Burt seems at a loss at this point, struggling to put into words what he felt that day. “For me, this was huge. I didn’t expect this to be my career path. Here I was, relocating my family on a three-year contract with a start-up company in Montreal. Most start-up companies rarely survive more than three years, so we thought this would be a short assignment, and then I would come back with an impressive resumé. But the company ended up being so successful that we stayed in Montreal for 17 years! The company's chief scientific officer, an orthodox Jew, would say that the company’s success was because two people in management kept the Sabbath!

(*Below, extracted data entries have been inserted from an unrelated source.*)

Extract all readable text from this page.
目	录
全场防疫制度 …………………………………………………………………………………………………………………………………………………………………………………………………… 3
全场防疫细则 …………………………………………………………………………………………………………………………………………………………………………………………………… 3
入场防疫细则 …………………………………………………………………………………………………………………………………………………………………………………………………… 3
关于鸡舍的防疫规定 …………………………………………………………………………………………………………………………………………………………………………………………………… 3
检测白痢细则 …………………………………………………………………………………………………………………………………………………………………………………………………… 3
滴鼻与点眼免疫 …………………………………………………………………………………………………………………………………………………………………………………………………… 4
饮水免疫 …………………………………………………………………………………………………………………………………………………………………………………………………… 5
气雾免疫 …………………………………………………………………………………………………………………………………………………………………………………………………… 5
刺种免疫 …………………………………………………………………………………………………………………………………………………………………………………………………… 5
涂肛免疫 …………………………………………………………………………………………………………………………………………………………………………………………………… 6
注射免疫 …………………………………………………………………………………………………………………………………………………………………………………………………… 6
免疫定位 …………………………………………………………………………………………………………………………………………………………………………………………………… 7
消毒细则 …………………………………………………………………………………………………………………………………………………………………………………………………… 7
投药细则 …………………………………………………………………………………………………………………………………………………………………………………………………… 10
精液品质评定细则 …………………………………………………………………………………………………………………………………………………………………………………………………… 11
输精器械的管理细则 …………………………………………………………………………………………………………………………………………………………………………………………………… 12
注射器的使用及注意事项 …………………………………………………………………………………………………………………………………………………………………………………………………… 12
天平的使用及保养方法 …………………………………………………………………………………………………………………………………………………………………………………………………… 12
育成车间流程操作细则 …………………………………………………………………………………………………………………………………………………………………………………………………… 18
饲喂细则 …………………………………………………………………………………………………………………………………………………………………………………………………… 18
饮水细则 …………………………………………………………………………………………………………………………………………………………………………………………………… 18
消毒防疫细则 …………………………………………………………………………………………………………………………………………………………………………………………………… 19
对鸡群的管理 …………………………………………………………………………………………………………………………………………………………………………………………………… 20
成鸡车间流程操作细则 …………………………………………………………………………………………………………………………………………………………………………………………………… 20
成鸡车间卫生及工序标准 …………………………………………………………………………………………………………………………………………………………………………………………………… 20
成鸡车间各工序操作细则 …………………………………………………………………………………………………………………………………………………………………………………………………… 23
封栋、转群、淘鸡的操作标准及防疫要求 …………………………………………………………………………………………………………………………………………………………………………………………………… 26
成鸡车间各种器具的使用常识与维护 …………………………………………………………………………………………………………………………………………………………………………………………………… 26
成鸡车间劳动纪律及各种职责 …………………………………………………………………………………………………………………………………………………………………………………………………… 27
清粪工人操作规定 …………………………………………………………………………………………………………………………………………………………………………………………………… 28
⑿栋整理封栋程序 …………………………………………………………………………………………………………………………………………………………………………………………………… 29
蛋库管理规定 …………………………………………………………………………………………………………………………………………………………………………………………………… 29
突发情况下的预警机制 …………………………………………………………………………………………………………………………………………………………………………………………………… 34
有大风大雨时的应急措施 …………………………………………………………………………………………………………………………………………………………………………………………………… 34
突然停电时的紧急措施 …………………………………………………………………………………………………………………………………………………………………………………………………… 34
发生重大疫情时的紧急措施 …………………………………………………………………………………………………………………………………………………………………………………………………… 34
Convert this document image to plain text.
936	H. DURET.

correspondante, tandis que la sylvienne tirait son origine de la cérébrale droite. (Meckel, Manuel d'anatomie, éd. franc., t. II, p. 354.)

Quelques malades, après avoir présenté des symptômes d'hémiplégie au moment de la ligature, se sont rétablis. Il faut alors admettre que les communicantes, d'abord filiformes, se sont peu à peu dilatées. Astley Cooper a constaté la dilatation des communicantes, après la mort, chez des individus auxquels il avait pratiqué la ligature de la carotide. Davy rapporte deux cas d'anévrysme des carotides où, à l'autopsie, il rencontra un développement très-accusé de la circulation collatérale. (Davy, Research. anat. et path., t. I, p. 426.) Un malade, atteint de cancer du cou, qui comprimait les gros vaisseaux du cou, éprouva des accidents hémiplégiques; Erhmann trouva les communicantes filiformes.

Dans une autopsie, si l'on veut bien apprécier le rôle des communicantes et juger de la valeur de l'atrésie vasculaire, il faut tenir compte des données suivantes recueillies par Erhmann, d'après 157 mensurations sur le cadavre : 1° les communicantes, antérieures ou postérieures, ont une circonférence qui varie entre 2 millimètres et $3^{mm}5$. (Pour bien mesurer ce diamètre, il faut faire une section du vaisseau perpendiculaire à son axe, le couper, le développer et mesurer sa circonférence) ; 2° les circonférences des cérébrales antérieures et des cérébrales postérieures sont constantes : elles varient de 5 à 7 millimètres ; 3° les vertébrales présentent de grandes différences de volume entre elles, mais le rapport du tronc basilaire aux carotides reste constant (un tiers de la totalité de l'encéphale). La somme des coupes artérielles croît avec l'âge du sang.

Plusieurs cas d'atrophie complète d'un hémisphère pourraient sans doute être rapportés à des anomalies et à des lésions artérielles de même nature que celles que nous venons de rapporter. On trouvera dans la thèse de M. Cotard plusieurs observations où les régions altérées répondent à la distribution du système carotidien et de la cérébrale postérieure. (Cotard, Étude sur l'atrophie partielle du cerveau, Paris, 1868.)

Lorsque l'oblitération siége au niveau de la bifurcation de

“After several mergers and acquisitions, I became director of vaccine R&D for GSK North America, responsible for teams in Montreal as well as in the [U.S.] state of Montana, developing vaccines for infectious diseases, allergy, and cancer.” 

And that has been David Burt’s life trajectory — from someone who “wasn’t destined to become anything” to a publisher of more than 40 scientific research manuscripts, inventor/co-inventor on seven patents, and the recipient of the Harry Jerome Award in Health Sciences.

“Since 2015, I have been a semi-retired consultant, but when COVID-19 surfaced, I expressed to my wife that I would have loved to be part of the search for a vaccine against this new coronavirus,” Burt says. It was a plausible wish since, in the early 2000s, Burt’s team had worked on an intranasal vaccine for SARS. “My wife said that God must have heard me ‘complaining’ because subsequently I was invited to be the immunology consultant on a Canadian COVID-19 intranasal vaccine,” he adds.

Fullness of Joy in God’s Presence

“While I have always been associated with the Adventist Church, as a youth, I struggled with trying to be a perfect Christian. It was during a lecture series by a visiting preacher from Australia that, as a young man, I learned about righteousness by faith. The fact is that God loves us just as we are. It was the ‘aha’ moment that transformed my whole philosophy of what it means to be a Christian. It gave me the freedom to focus on my relationship with Jesus, spending time with God, studying the Bible, and trying to get to know God rather than focusing on my performance. This led me to write a song about the experience, titled ‘By His Life.’

“God has a path for all of us. Due to COVID-19, young people are especially uncertain about their short-term and long-term plans, but I want to encourage them to put God first. Irrespective of the circumstances they find themselves in, He will take them to places they could never imagine.”

Concluding his story, Burt says, “In Psalm 16:11, the psalmist David writes, ‘You will show me the path of life; in Your presence is fullness of joy; at Your right hand are pleasures forevermore’ [NKJV]. This is my mantra, and this has been my life experience.”

The original version of this story appeared in the December 2020 issue of Canadian Adventist Messenger.